Ante la asignatura pendiente que el estado y la justicia chilena mantienen en relación con los crímenes de lesa humanidad cometidos durante la dictadura pinochetista, Pedro propone las crónicas que integran De perlas y cicatrices como un juicio público simbólico, como un “gargajeado Nuremberg a personajes compinches del horror”. Por esos textos circulan el rostro quemado de Carmen Gloria Quintana, las siniestras veladas literarias de Mariana Callejas, el encuentro frente a frente con Lucía Pinochet, la imagen de Cecilia Bolocco recién consagrada como Miss Universo posando junto al dictador, el maquillaje de la tortura en la “confesión” televisada de Karin Eitel “para la familia chilena tomando el té a esa hora del noticiario”. Sin embargo, no solo la memoria de los acontecimientos pasados da cuerpo a los textos; también, la memoria del presente encarna en un paisaje urbano maquillado y excluyente, atravesado por las aguas turbias de un Mapocho oscuro, roto, indio y entierrado, tan distinto a “como aparece en las fotos del Welcome Santiago”. Los desgarradores contrastes entre la pobla y los palacetes del Barrio Alto, entre el consumo suicida de pasta base y los colegios de élite, entre las “enredaderas y parquecitos con estatuas y macetas de jazmines” y “la frágil cáscara de las viviendas populares que se levantan como maquetas de utilería para propagandear la erradicación de la miseria”, recuperan el mapa de la desigualdad y de la modernización precaria de una ciudad para pocos.

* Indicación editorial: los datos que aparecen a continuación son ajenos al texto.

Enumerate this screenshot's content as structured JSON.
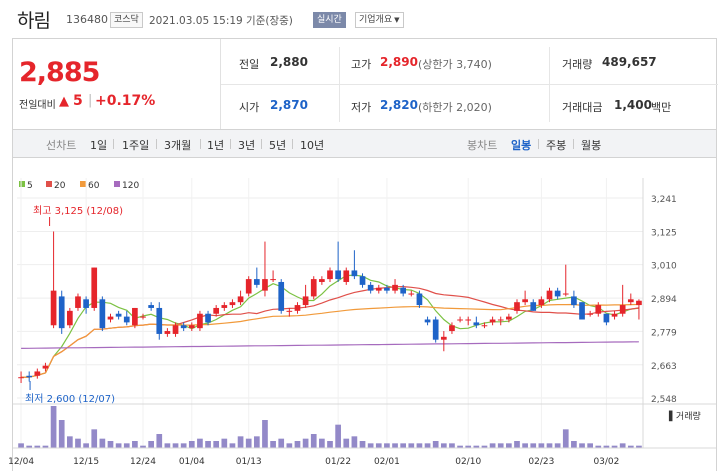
{
  "header": {
    "stock_name": "하림",
    "stock_code": "136480",
    "market": "코스닥",
    "timestamp": "2021.03.05 15:19 기준(장중)",
    "realtime": "실시간",
    "company_button": "기업개요"
  },
  "summary": {
    "current_price": "2,885",
    "change_label": "전일대비",
    "change_value": "5",
    "change_pct": "+0.17%",
    "prev_close_label": "전일",
    "prev_close": "2,880",
    "high_label": "고가",
    "high": "2,890",
    "upper_limit": "(상한가 3,740)",
    "volume_label": "거래량",
    "volume": "489,657",
    "open_label": "시가",
    "open": "2,870",
    "low_label": "저가",
    "low": "2,820",
    "lower_limit": "(하한가 2,020)",
    "amount_label": "거래대금",
    "amount": "1,400",
    "amount_unit": "백만"
  },
  "period_bar": {
    "line_label": "선차트",
    "line_periods": [
      "1일",
      "1주일",
      "3개월",
      "1년",
      "3년",
      "5년",
      "10년"
    ],
    "candle_label": "봉차트",
    "candle_periods": [
      "일봉",
      "주봉",
      "월봉"
    ],
    "active_candle": "일봉"
  },
  "colors": {
    "up": "#e5252b",
    "down": "#1e63c8",
    "ma5": "#7cc243",
    "ma20": "#e0504a",
    "ma60": "#f19a3b",
    "ma120": "#a66bbe",
    "volume": "#9389c8"
  },
  "chart_data": {
    "type": "candlestick",
    "legend": [
      "5",
      "20",
      "60",
      "120"
    ],
    "y_ticks": [
      "3,241",
      "3,125",
      "3,010",
      "2,894",
      "2,779",
      "2,663",
      "2,548"
    ],
    "y_range": [
      2548,
      3241
    ],
    "x_ticks": [
      "12/04",
      "12/15",
      "12/24",
      "01/04",
      "01/13",
      "01/22",
      "02/01",
      "02/10",
      "02/23",
      "03/02"
    ],
    "annotations": {
      "high": "최고 3,125 (12/08)",
      "low": "최저 2,600 (12/07)"
    },
    "volume_label": "거래량",
    "candles": [
      [
        2620,
        2620,
        2600,
        2640
      ],
      [
        2625,
        2620,
        2605,
        2640
      ],
      [
        2625,
        2640,
        2615,
        2650
      ],
      [
        2650,
        2660,
        2640,
        2670
      ],
      [
        2800,
        2920,
        2790,
        3125
      ],
      [
        2900,
        2790,
        2770,
        2920
      ],
      [
        2800,
        2850,
        2790,
        2860
      ],
      [
        2860,
        2900,
        2850,
        2910
      ],
      [
        2890,
        2860,
        2840,
        2900
      ],
      [
        2860,
        3000,
        2850,
        3000
      ],
      [
        2890,
        2790,
        2780,
        2900
      ],
      [
        2820,
        2830,
        2810,
        2840
      ],
      [
        2840,
        2830,
        2820,
        2850
      ],
      [
        2830,
        2810,
        2800,
        2850
      ],
      [
        2800,
        2860,
        2790,
        2860
      ],
      [
        2830,
        2830,
        2820,
        2840
      ],
      [
        2870,
        2860,
        2850,
        2880
      ],
      [
        2860,
        2770,
        2750,
        2880
      ],
      [
        2770,
        2780,
        2760,
        2790
      ],
      [
        2770,
        2800,
        2760,
        2810
      ],
      [
        2800,
        2790,
        2780,
        2810
      ],
      [
        2790,
        2800,
        2780,
        2810
      ],
      [
        2790,
        2840,
        2780,
        2850
      ],
      [
        2840,
        2810,
        2800,
        2850
      ],
      [
        2840,
        2860,
        2830,
        2870
      ],
      [
        2860,
        2870,
        2850,
        2880
      ],
      [
        2870,
        2880,
        2860,
        2890
      ],
      [
        2880,
        2900,
        2870,
        2920
      ],
      [
        2910,
        2960,
        2900,
        2970
      ],
      [
        2960,
        2940,
        2930,
        3000
      ],
      [
        2920,
        2960,
        2900,
        3090
      ],
      [
        2960,
        2960,
        2950,
        2990
      ],
      [
        2950,
        2850,
        2840,
        2960
      ],
      [
        2850,
        2850,
        2830,
        2860
      ],
      [
        2850,
        2870,
        2840,
        2880
      ],
      [
        2870,
        2900,
        2860,
        2940
      ],
      [
        2900,
        2960,
        2890,
        2970
      ],
      [
        2950,
        2960,
        2940,
        2970
      ],
      [
        2960,
        2990,
        2950,
        3000
      ],
      [
        2990,
        2960,
        2950,
        3090
      ],
      [
        2950,
        2990,
        2940,
        3000
      ],
      [
        2990,
        2970,
        2960,
        3060
      ],
      [
        2970,
        2940,
        2930,
        2980
      ],
      [
        2940,
        2920,
        2910,
        2950
      ],
      [
        2920,
        2930,
        2910,
        2940
      ],
      [
        2930,
        2920,
        2910,
        2940
      ],
      [
        2920,
        2940,
        2910,
        2960
      ],
      [
        2930,
        2910,
        2900,
        2940
      ],
      [
        2910,
        2910,
        2900,
        2920
      ],
      [
        2910,
        2870,
        2860,
        2920
      ],
      [
        2820,
        2810,
        2800,
        2830
      ],
      [
        2820,
        2750,
        2740,
        2830
      ],
      [
        2750,
        2760,
        2710,
        2780
      ],
      [
        2780,
        2800,
        2770,
        2810
      ],
      [
        2820,
        2820,
        2810,
        2830
      ],
      [
        2820,
        2820,
        2800,
        2830
      ],
      [
        2810,
        2800,
        2790,
        2830
      ],
      [
        2800,
        2800,
        2790,
        2810
      ],
      [
        2810,
        2820,
        2800,
        2830
      ],
      [
        2820,
        2820,
        2800,
        2830
      ],
      [
        2820,
        2830,
        2810,
        2840
      ],
      [
        2850,
        2880,
        2840,
        2890
      ],
      [
        2880,
        2890,
        2870,
        2920
      ],
      [
        2880,
        2850,
        2850,
        2890
      ],
      [
        2870,
        2890,
        2860,
        2900
      ],
      [
        2890,
        2920,
        2880,
        2930
      ],
      [
        2920,
        2900,
        2890,
        2930
      ],
      [
        2910,
        2910,
        2900,
        3010
      ],
      [
        2900,
        2870,
        2860,
        2920
      ],
      [
        2880,
        2820,
        2820,
        2880
      ],
      [
        2840,
        2840,
        2830,
        2850
      ],
      [
        2840,
        2870,
        2830,
        2880
      ],
      [
        2840,
        2810,
        2800,
        2840
      ],
      [
        2830,
        2840,
        2820,
        2850
      ],
      [
        2840,
        2870,
        2830,
        2940
      ],
      [
        2880,
        2890,
        2870,
        2910
      ],
      [
        2870,
        2885,
        2820,
        2890
      ]
    ],
    "volumes": [
      2,
      1,
      1,
      1,
      18,
      12,
      5,
      4,
      2,
      8,
      4,
      3,
      2,
      2,
      3,
      1,
      3,
      6,
      2,
      2,
      2,
      3,
      4,
      3,
      3,
      4,
      2,
      5,
      4,
      5,
      12,
      3,
      4,
      2,
      3,
      4,
      6,
      4,
      3,
      10,
      4,
      5,
      3,
      2,
      2,
      2,
      2,
      2,
      2,
      2,
      2,
      3,
      2,
      2,
      1,
      1,
      1,
      1,
      2,
      2,
      2,
      3,
      2,
      2,
      2,
      2,
      2,
      8,
      3,
      2,
      2,
      1,
      1,
      1,
      2,
      1,
      1
    ]
  }
}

Seguramente la voz de Pedro Lemebel incomodó a los detentadores del poder; aunque también se encargó de desenmascarar los esquematismos y la hipocresía de la “moral revolucionaria” que lo discriminó por su condición homosexual en su manifiesto “Hablo por mi diferencia”. Irónicamente, un cáncer de laringe lo obligó a callar. Pero su palabra, como el Mapocho, sigue fluyendo en presente desde la Cordillera hasta el mar.